John Pell vs JOHN E. POTTER, POSTMASTER GENERAL and U.S. POSTAL SERVICE, March 1, 2011
NAPS: Congress Needs To Correct Two Massive Errors Driving USPS Into The Red
Filed under: NAPS, postal, postal news, postal supervisors, Postmasters, usps
More than 500 Postal Supervisors, along with many Postmasters, are meeting with Congressional offices on the Hill March 22-23, 2011.
From the National Association of Postal Supervisors (NAPS)
The Postal Service warned Congress earlier this month that it will run out of cash by the end of the current fiscal year, on September 30, if it has to make the required payment of $5.5 billion into the Postal Retiree Health Benefit Fund.
Two massive errors – by Congress and the federal bureaucracy – have caused the Postal Service to approach the brink of financial insolvency. These mistakes were avoidable and should be cured by Congress.
Massive Error #1: Huge Retiree Health Prepayments. The first error involves the size of the annual Postal Service payment into the Postal Retiree Health Benefit Fund, a burden that Congress imposed on the Postal Service in 2006. No federal entity – other than the Postal Service — is required to make prefunding payments for future retiree health care costs. Prefunding is a good idea, BUT the size of the prepayments has bled the Postal Service into the red. The payments must be restructured, the same way a mortgage payment is restructured.
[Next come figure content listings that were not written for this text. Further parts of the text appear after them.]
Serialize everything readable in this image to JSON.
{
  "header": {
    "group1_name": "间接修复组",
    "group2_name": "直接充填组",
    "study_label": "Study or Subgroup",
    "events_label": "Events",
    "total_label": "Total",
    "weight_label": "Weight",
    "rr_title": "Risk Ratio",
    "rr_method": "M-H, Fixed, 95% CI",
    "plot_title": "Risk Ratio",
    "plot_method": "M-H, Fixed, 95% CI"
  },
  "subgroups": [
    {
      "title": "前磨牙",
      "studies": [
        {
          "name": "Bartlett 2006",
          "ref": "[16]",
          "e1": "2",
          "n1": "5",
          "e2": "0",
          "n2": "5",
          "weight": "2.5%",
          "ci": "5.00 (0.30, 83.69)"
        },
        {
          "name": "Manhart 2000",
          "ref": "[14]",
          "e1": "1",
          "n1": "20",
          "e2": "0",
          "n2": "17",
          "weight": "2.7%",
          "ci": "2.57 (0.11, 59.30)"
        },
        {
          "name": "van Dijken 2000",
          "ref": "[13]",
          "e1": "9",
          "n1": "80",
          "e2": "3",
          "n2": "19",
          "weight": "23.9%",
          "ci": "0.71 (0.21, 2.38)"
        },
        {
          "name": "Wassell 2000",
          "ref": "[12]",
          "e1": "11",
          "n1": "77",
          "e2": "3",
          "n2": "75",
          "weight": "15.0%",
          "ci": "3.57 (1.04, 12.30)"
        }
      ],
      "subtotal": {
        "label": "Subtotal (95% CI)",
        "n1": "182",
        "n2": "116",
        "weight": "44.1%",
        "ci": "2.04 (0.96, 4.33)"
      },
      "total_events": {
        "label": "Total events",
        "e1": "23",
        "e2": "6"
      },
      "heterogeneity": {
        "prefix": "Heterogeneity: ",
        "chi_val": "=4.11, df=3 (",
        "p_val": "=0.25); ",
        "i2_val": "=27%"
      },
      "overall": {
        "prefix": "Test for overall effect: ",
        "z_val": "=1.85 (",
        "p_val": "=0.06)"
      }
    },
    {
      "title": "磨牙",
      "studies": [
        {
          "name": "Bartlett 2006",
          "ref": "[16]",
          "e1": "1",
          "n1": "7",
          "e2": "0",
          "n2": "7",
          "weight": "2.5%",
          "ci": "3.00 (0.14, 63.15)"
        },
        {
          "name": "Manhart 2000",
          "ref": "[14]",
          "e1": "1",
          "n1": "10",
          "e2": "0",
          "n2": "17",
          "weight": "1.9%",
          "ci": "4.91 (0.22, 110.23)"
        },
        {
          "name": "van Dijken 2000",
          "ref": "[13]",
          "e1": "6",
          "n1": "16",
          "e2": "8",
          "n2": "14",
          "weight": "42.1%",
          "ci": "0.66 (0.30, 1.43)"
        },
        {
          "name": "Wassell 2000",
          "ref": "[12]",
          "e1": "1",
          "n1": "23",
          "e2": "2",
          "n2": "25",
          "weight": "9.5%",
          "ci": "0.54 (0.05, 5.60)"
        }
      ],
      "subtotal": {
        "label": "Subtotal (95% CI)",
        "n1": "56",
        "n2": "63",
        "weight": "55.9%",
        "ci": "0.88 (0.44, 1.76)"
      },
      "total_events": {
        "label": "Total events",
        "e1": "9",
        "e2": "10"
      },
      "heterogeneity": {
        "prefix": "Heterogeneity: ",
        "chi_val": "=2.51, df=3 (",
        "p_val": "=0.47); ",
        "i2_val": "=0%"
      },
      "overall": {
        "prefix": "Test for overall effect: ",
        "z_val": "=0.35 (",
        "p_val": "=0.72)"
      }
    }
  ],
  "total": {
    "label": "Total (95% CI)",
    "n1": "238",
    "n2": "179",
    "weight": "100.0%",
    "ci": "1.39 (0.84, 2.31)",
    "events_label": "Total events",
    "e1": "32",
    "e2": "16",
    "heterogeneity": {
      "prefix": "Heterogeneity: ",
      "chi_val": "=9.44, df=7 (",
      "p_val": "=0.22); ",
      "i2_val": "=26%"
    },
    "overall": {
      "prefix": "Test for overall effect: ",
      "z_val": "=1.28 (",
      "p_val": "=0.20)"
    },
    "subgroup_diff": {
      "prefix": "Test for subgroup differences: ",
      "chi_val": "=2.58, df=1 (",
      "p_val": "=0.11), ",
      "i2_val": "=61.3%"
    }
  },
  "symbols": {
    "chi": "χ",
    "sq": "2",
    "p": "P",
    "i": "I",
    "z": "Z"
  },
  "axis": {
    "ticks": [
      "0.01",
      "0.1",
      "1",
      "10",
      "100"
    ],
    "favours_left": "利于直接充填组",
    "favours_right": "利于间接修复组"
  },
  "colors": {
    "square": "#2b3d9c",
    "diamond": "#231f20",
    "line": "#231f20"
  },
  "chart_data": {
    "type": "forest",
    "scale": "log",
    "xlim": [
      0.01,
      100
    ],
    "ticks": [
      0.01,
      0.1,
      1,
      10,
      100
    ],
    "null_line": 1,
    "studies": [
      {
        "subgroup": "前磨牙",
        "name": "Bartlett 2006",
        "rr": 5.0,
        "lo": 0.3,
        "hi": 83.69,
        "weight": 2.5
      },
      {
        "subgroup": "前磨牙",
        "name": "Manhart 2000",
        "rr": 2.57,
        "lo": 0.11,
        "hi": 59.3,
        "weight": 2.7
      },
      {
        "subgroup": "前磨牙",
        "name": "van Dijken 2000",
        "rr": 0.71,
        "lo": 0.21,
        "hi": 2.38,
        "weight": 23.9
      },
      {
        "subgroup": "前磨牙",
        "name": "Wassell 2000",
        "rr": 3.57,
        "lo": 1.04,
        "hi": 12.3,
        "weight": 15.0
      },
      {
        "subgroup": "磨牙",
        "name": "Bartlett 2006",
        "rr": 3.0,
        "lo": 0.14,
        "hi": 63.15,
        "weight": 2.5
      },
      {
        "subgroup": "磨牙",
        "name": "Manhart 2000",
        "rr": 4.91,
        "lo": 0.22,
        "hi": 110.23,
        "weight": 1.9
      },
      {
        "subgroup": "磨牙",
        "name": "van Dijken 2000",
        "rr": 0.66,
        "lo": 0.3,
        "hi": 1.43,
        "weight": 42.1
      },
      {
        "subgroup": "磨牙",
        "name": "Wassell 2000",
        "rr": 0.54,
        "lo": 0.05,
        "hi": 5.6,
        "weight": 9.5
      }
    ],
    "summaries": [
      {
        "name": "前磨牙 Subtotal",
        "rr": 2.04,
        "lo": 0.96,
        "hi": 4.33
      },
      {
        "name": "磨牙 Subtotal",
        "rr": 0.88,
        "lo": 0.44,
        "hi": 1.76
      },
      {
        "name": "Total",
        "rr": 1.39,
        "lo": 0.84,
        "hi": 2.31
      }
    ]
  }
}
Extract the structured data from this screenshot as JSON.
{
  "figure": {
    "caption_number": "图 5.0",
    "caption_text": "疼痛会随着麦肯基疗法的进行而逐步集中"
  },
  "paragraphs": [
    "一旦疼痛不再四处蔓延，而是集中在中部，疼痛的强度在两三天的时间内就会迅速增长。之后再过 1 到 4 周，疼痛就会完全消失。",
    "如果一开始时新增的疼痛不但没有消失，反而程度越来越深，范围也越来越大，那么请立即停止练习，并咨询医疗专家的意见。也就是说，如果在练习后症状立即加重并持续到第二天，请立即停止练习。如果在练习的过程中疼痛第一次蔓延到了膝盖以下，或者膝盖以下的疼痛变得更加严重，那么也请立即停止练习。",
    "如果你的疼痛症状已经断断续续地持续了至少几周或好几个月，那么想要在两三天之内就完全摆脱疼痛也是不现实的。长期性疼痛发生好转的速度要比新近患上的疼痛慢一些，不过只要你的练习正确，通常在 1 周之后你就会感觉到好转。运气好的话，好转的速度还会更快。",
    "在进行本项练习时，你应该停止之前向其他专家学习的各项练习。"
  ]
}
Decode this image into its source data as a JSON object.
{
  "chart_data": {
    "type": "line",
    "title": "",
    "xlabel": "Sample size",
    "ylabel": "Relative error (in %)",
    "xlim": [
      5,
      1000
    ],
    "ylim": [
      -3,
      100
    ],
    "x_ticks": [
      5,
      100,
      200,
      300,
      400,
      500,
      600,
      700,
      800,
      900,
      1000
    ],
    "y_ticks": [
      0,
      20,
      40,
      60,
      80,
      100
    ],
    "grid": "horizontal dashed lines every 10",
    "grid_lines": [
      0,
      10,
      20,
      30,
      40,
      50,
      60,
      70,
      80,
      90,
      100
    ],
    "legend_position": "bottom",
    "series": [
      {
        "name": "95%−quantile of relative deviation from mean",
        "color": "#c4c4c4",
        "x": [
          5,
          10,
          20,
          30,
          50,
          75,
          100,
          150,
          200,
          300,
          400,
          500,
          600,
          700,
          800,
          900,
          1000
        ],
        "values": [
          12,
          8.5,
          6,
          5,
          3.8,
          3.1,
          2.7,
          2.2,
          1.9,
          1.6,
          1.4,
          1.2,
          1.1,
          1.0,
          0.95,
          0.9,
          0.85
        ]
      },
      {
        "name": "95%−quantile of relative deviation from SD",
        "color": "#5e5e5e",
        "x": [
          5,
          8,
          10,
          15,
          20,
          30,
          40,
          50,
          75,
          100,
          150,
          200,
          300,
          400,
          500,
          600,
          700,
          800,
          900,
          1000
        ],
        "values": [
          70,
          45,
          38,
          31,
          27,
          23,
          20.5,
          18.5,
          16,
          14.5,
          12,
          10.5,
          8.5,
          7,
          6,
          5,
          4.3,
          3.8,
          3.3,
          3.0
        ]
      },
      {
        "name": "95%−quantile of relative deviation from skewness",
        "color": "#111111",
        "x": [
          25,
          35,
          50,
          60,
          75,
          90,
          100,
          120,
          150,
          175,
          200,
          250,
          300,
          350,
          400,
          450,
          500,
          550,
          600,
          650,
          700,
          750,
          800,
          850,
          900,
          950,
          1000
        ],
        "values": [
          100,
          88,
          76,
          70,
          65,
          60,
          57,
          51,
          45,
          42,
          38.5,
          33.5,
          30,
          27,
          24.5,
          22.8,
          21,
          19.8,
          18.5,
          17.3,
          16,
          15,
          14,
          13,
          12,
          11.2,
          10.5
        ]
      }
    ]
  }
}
But for these large prefunding payments, the Postal Service would have been in the red in only two of the past four years, despite significant drops in mail volume due to the recession and the internet.
Massive Error #2: Huge Pension Overpayments. Ongoing errors by the federal bureaucracy – the Office of Personnel Management — have forced the Postal Service to make huge pension overpayments over the past 40 years into the federal civil service pension fund.
How much? The Postal Regulatory Commission and the Inspector General of the Postal Service estimate the Postal Service has overpaid between $55 – 75 billion into the civil service pension fund. This essentially has resulted in a hidden “Stamp Tax” on postage ratepayers.
Congress should correct these massive errors and restore the Postal Service to financial stability by:
– Refunding the Pension Overpayments to the Postal Service: Ordering OPM to recalculate the pension payments made by the Postal Service and refunding any overpayments back to the Postal Service; and by
– Directing the Postal Service to use the refunded pension overpayments to satisfy its future retiree health benefit obligations.
This is not a bailout. This is a win-win for government accountability and a solvent Postal Service. The correction of postal pension overpayments should not increase the federal deficit. Fair dealing between one arm of the federal government and another should not permit incorrect and unjustified payments into the federal treasury to stand.
SATURDAY DELIVERY SHOULD BE THE LAST RESORT, NOT THE FIRST
Under current law, the Postal Service is required to deliver mail six days a week. As you know, the Postal Service has asked Congress to revise the law to permit the Postal Service to end Saturday delivery.
We believe that cutting Saturday delivery is unnecessary, at least for now. Saturday delivery will be counter-productive and harmful to the postal system, American
households and businesses.
If Congress acts to refund the Postal Service for its pension overpayments and restructures its pension and health benefit obligations, the Postal Service will be on a more stable financial footing – without the need to end Saturday delivery.
Reducing mail delivery days should be the last resort, not the first.